SatyrSack@lemmy.one 1 year ago
CoderKat@lemm.ee 1 year ago
Pretty much. Though also any security questions or other private info you have saved, some of which is much more annoying to protect.
Though one annoying thing is that even if you change everything, what they find might help them social engineer an attack.
10EXP@sh.itjust.works 1 year ago
Your username gives me PTSD for past Hades speedruns and I hate it.
ultratiem@lemmy.ca 1 year ago
Just. It’s not an insurmountable problem, but I wouldn’t be happy changing the login details, one by one, on the some 80 websites I have in my vault.
Not to mention if you’re using an email anonymizer, you’ll have to regenerate new emails for them all too. I guess you could do it on demand, but knowing my batch of emails in floating around the dark web doesn’t sit well with me. Worse yet if it’s your actual email, then they have that now.

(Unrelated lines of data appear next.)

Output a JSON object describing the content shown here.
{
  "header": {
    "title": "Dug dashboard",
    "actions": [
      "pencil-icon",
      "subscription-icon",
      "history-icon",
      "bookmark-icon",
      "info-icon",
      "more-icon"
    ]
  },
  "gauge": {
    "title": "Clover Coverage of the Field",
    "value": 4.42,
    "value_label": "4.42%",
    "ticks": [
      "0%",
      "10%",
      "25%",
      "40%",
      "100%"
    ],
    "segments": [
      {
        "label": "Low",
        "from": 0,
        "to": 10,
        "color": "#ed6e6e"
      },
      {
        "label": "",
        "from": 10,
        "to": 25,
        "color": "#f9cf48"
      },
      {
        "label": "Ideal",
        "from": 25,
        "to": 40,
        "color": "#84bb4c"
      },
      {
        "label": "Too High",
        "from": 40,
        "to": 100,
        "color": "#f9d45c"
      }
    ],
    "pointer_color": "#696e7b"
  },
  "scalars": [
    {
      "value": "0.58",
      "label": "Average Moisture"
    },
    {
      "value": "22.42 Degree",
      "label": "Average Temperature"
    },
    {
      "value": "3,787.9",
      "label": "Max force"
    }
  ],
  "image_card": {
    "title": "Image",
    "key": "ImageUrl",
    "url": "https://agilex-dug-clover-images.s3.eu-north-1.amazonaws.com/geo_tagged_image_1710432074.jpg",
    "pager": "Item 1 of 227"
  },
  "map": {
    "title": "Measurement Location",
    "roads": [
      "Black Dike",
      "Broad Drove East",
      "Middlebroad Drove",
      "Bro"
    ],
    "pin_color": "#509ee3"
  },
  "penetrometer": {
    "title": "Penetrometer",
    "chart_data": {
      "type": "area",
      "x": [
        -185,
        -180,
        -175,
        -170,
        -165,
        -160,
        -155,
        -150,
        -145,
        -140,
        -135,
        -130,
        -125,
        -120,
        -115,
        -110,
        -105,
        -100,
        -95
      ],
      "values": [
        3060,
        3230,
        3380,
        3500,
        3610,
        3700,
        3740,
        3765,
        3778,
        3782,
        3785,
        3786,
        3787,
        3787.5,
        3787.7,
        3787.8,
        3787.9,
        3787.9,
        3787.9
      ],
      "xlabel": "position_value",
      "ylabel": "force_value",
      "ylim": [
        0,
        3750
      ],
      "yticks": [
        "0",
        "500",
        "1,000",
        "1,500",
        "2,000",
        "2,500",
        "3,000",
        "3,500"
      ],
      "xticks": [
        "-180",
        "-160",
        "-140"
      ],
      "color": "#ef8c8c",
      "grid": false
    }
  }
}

qaz@lemmy.world 1 year ago
It’s e2e and the code to do so is opensource, and you can always host Vaultwarden yourself.
learningduck@programming.dev 1 year ago
You can host a bitwarden vault yourself. They open sourced and audited. So, trustworthy that there’s no back door somewhere to some degree.
PixxlMan@lemmy.world 1 year ago
I suspect they’re referring to LastPass?
learningduck@programming.dev 1 year ago
Ah, make sense. I thought they asked about using Bitwarden’s server.